India in a Day (Richie Mehta, India/UK) — TIFF Docs
By Jay Kuehner
Never mind the city symphony—here is the cacophony of an entire country. The “user-generated doc” is enlisted to reveal (or effectively colonize, depending on your view) its own vast territory, in this case the world’s largest democracy, India. By virtue of sheer plurality and simultaneity—and under the dubious tutelage of Ridley Scott and, get this, Google—India in a Day attempts to chronicle life in India on a single day (October 10, 2015), whereupon thousands of Indians filmed their daily lives and promptly uploaded the results for an editorially finessed product by Richie Mehta. As autonomous shorts, there is plenty to behold in the way of small gesture: a non-discriminating pedicab driver who offers rides to people of all faiths; schoolboys who leave their studies to become manual labourers; a restaurant serving the best roti around that is run entirely by transgender chefs; a woman resting in a drab stairwell, wondering if her life choices have made her happy (or if it’s the whiskey talking).
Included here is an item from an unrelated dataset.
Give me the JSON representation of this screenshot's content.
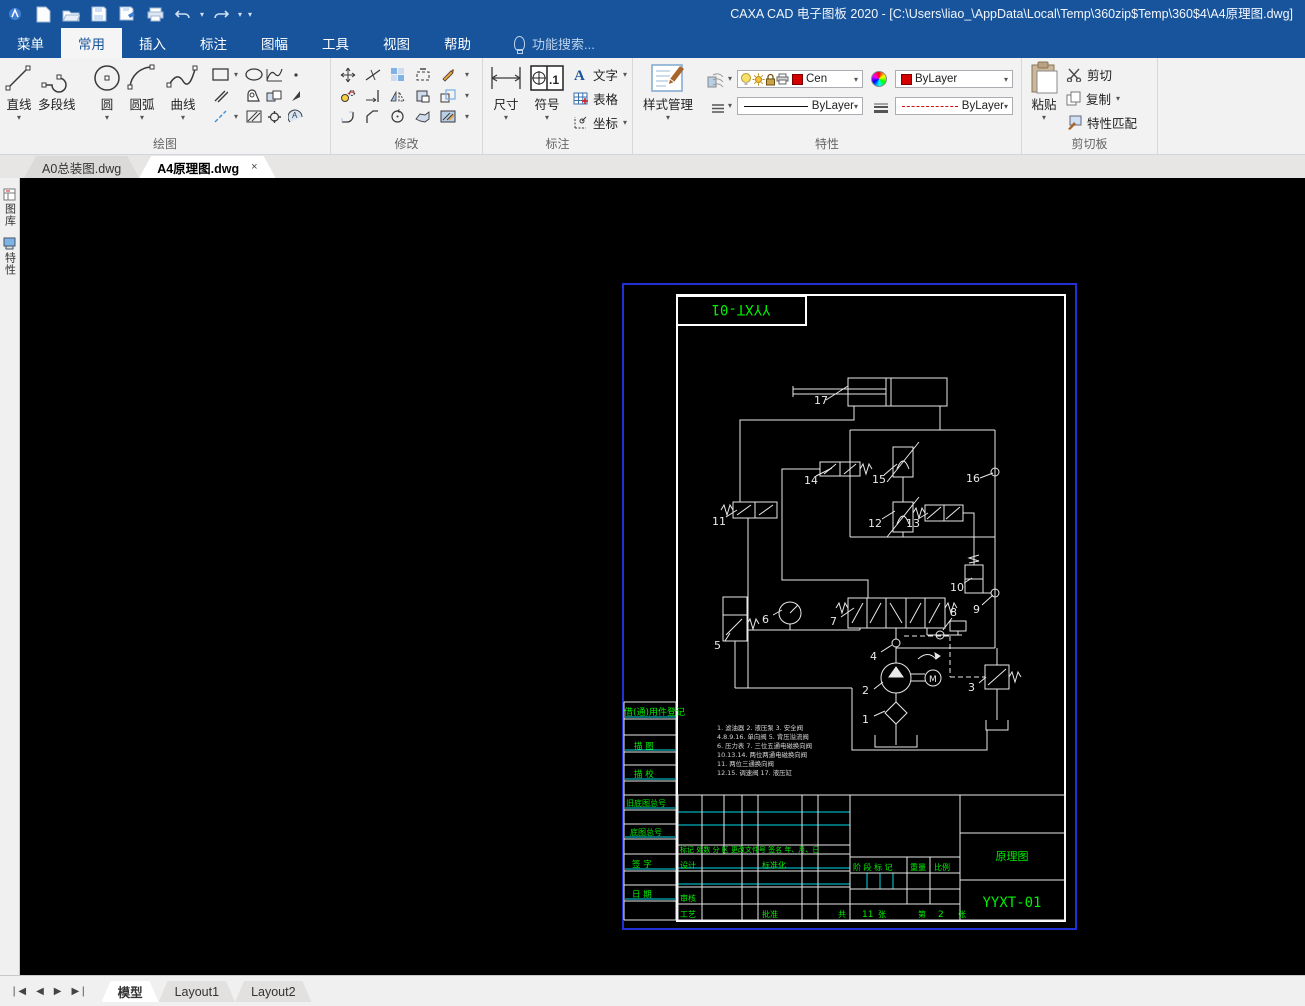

Revelations, all, were it not for the ad nauseam nature of the cumulative project, in which the incidental is subsumed by the totalizing effect of a panorama. No less-than-precious detail is allowed to rest for a moment in a state of temporal poise, as the succession of images must be moved along like a YouTube montage, scored to a saccharinely buoyant soundtrack that glazes the quotidian for posterity. One is reminded of Roland Barthes’ critique of the “Family of Man” exhibition, in which, despite all differences and historical conflicts among people, the final subject is an incontestable “human nature,” to be lyricized by a central, organizing conceit. This, he was keen to point out, is an easy alibi.